Le gaz de schiste en 4 questions

Un autocollant "stop au gaz de schiste" dans une commune de l'Ardèche, en France, opposée à un projet d'exploration de gaz de schiste, le 3 août 2011 [Denis Charlet / AFP/Archives] Un autocollant "stop au gaz de schiste" dans une commune de l'Ardèche, en France, opposée à un projet d'exploration de gaz de schiste, le 3 août 2011 [Denis Charlet / AFP/Archives]

Le gaz de schiste, dont François Hollande a annoncé l'annulation de sept permis d'exploration, suscite des opinions divergentes, certains défendant son intérêt économique et d'autres insistant sur les lourds problèmes que créerait son exploitation.

Qu'appelle-t-on les gaz de schiste ?

Les gaz et le pétrole ("huile") de schiste (ou de roche-mère) sont des hydrocarbures prisonniers dans des roches très profondes et faiblement poreuses (schiste, argile, calcaire...) dans lesquelles ils sont éparpillés.

Le terme est impropre, puisqu'il s'agit plutôt d'une exploitation non conventionnelle d'un gaz naturel dispersé à une profondeur de 1.500 à 3.000 m.

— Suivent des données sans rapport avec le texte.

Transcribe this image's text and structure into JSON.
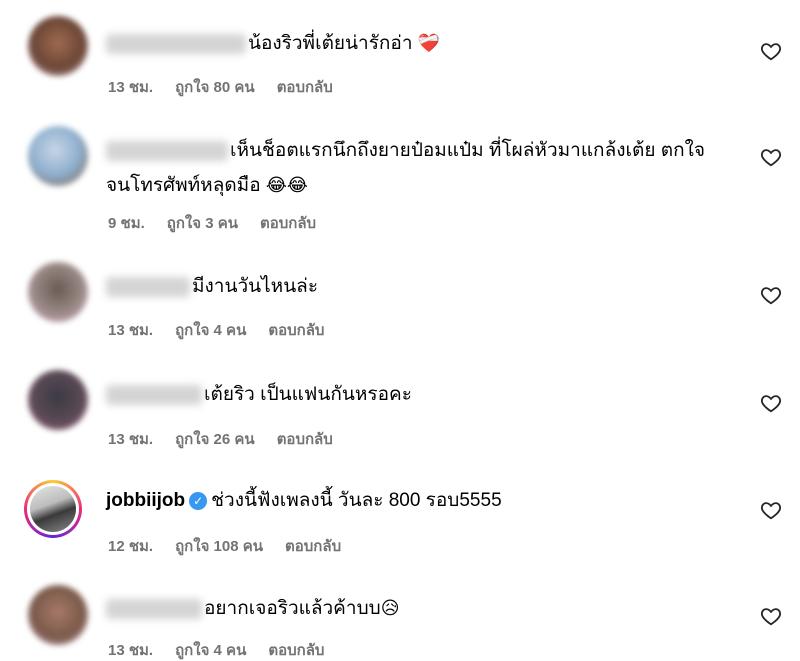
{
  "comments": [
    {
      "text": "น้องริวพี่เต้ยน่ารักอ่า",
      "emoji": "❤️‍🩹",
      "time": "13 ชม.",
      "likes": "ถูกใจ 80 คน",
      "reply": "ตอบกลับ"
    },
    {
      "text": "เห็นช็อตแรกนึกถึงยายป๋อมแป๋ม ที่โผล่หัวมาแกล้งเต้ย ตกใจจนโทรศัพท์หลุดมือ",
      "emoji": "😂😂",
      "time": "9 ชม.",
      "likes": "ถูกใจ 3 คน",
      "reply": "ตอบกลับ"
    },
    {
      "text": "มีงานวันไหนล่ะ",
      "emoji": "",
      "time": "13 ชม.",
      "likes": "ถูกใจ 4 คน",
      "reply": "ตอบกลับ"
    },
    {
      "text": "เต้ยริว เป็นแฟนกันหรอคะ",
      "emoji": "",
      "time": "13 ชม.",
      "likes": "ถูกใจ 26 คน",
      "reply": "ตอบกลับ"
    },
    {
      "username": "jobbiijob",
      "text": "ช่วงนี้ฟังเพลงนี้ วันละ 800 รอบ5555",
      "emoji": "",
      "time": "12 ชม.",
      "likes": "ถูกใจ 108 คน",
      "reply": "ตอบกลับ"
    },
    {
      "text": "อยากเจอริวแล้วค้าบบ",
      "emoji": "😥",
      "time": "13 ชม.",
      "likes": "ถูกใจ 4 คน",
      "reply": "ตอบกลับ"
    }
  ],
  "colors": {
    "meta": "#737373",
    "verified": "#3897f0"
  },
  "icons": {
    "like": "heart-outline-icon",
    "verified": "verified-badge-icon"
  }
}
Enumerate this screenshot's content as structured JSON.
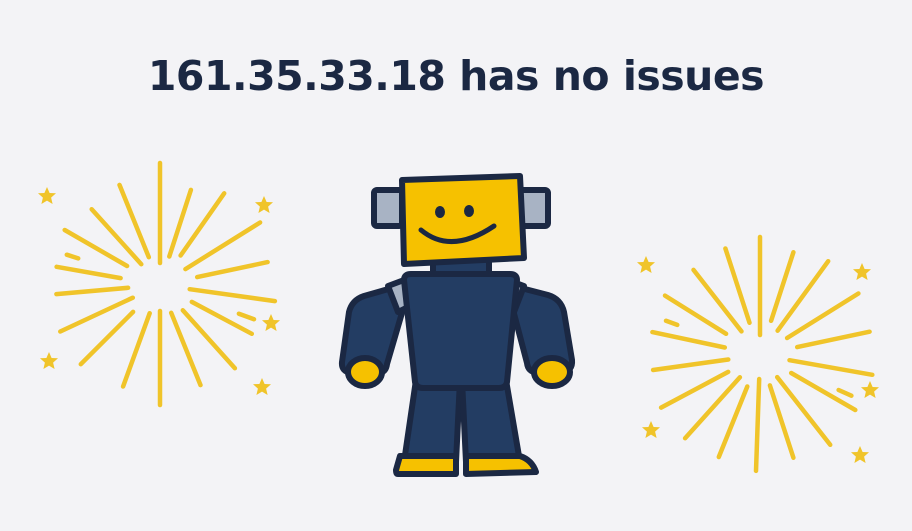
{
  "result": {
    "title": "161.35.33.18 has no issues"
  },
  "illustration": {
    "icons": [
      "robot-mascot-icon",
      "firework-burst-icon",
      "star-icon"
    ],
    "colors": {
      "background": "#f3f3f6",
      "navy": "#1b2843",
      "robot_body": "#233d63",
      "robot_face": "#f6c100",
      "firework": "#f0c42a",
      "metal": "#a8b3c4"
    }
  }
}
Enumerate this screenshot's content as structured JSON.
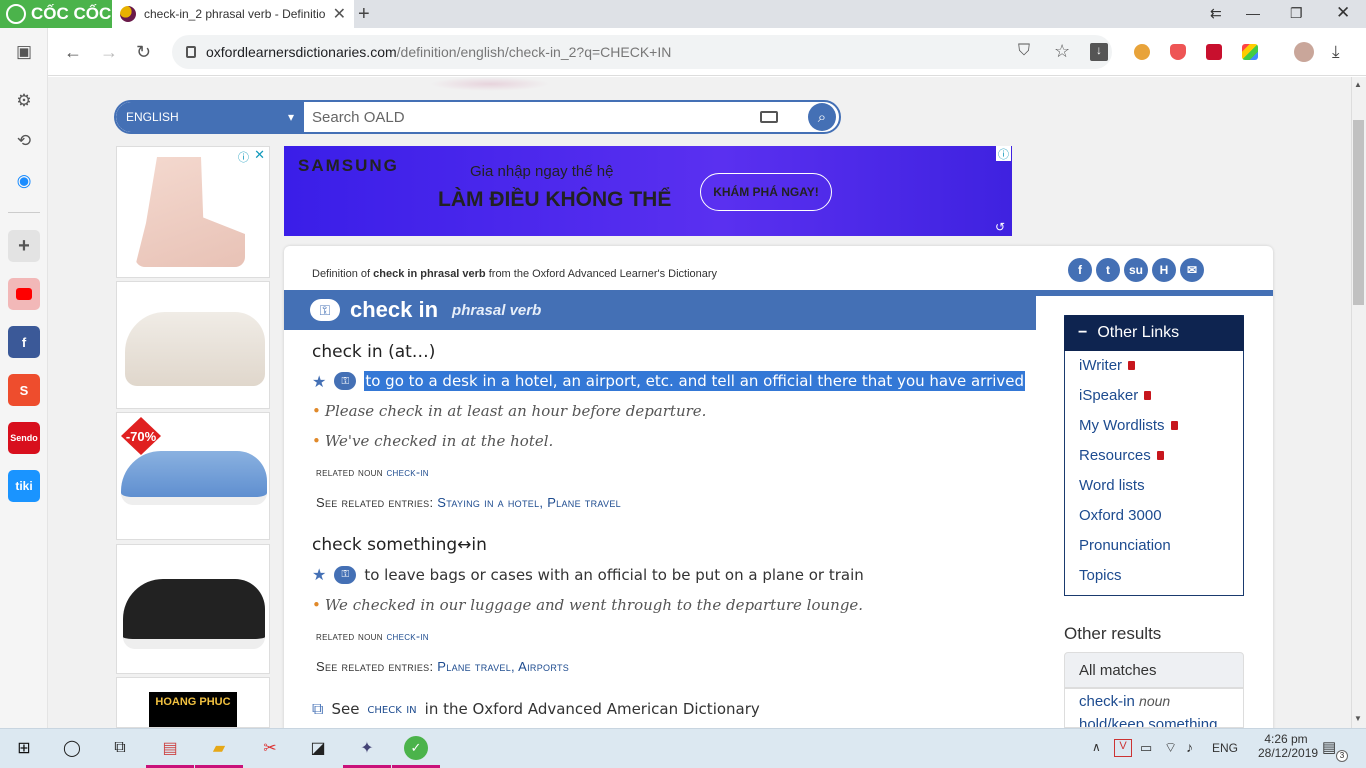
{
  "browser": {
    "brand": "CỐC CỐC",
    "tab_title": "check-in_2 phrasal verb - Definitio",
    "url_host": "oxfordlearnersdictionaries.com",
    "url_path": "/definition/english/check-in_2?q=CHECK+IN"
  },
  "search": {
    "language": "ENGLISH",
    "placeholder": "Search OALD"
  },
  "ad": {
    "brand": "SAMSUNG",
    "line1": "Gia nhập ngay thế hệ",
    "line2": "LÀM ĐIỀU KHÔNG THỂ",
    "cta": "KHÁM PHÁ NGAY!",
    "discount": "-70%",
    "shop_logo": "HOANG PHUC"
  },
  "entry": {
    "definition_prefix": "Definition of",
    "definition_word": "check in phrasal verb",
    "definition_suffix": "from the Oxford Advanced Learner's Dictionary",
    "headword": "check in",
    "pos": "phrasal verb",
    "senses": [
      {
        "title": "check in (at…)",
        "definition": "to go to a desk in a hotel, an airport, etc. and tell an official there that you have arrived",
        "examples": [
          "Please check in at least an hour before departure.",
          "We've checked in at the hotel."
        ],
        "related_label": "related noun",
        "related_noun": "check-in",
        "see_label": "See related entries:",
        "see_entries": "Staying in a hotel, Plane travel"
      },
      {
        "title": "check something↔in",
        "definition": "to leave bags or cases with an official to be put on a plane or train",
        "examples": [
          "We checked in our luggage and went through to the departure lounge."
        ],
        "related_label": "related noun",
        "related_noun": "check-in",
        "see_label": "See related entries:",
        "see_entries": "Plane travel, Airports"
      }
    ],
    "american_see": "See",
    "american_link": "check in",
    "american_suffix": "in the Oxford Advanced American Dictionary"
  },
  "other_links": {
    "title": "Other Links",
    "items": [
      "iWriter",
      "iSpeaker",
      "My Wordlists",
      "Resources",
      "Word lists",
      "Oxford 3000",
      "Pronunciation",
      "Topics"
    ]
  },
  "other_results": {
    "title": "Other results",
    "tab": "All matches",
    "first_word": "check-in",
    "first_pos": "noun",
    "second": "hold/keep something"
  },
  "taskbar": {
    "lang": "ENG",
    "time": "4:26 pm",
    "date": "28/12/2019",
    "notif": "3"
  },
  "colors": {
    "oxford_blue": "#4470b5",
    "navy": "#0e2450",
    "coccoc_green": "#4bb34b",
    "selection": "#3478d6"
  }
}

Il existe d'autres hydrocarbures dit non conventionnels, comme les gaz de houille (le "grisou" des anciennes mines de charbon) ou les "tight gas", contenus dans des réservoirs très profonds difficiles à exploiter.

Qu'est-ce que la fracturation hydraulique ?

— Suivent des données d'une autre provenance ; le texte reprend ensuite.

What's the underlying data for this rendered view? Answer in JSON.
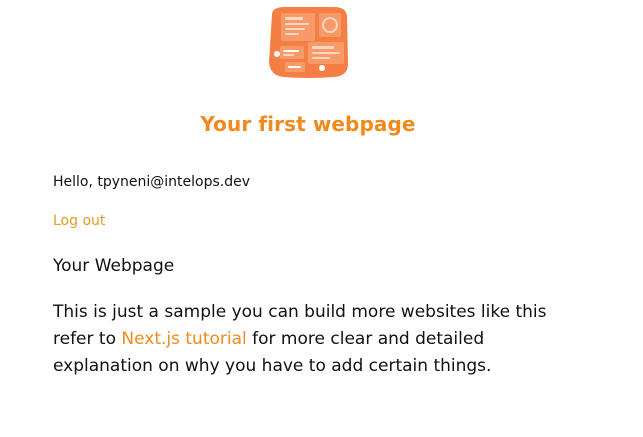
{
  "header": {
    "illustration_icon": "analytics-dashboard-illustration-icon",
    "title": "Your first webpage"
  },
  "account": {
    "greeting": "Hello, tpyneni@intelops.dev",
    "logout_label": "Log out"
  },
  "content": {
    "heading": "Your Webpage",
    "description_before_link": "This is just a sample you can build more websites like this refer to ",
    "link_label": "Next.js tutorial",
    "description_after_link": " for more clear and detailed explanation on why you have to add certain things."
  },
  "colors": {
    "accent": "#f08a1c",
    "link": "#e39b22",
    "illustration_orange": "#f47f45"
  }
}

Cette technique, maîtrisée par les Américains, consiste à "fracturer" la roche avec un mélange d'eau, de sable et de produits chimiques projeté à haute pression afin de libérer les hydrocarbures. Le forage vertical oblique à l'horizontale au niveau du gaz. Après un forage, le mélange mêlé de gaz remonte à la surface.

La fracturation hydraulique est la seule technique utilisée à l'heure actuelle. D'autres en sont au stade expérimental.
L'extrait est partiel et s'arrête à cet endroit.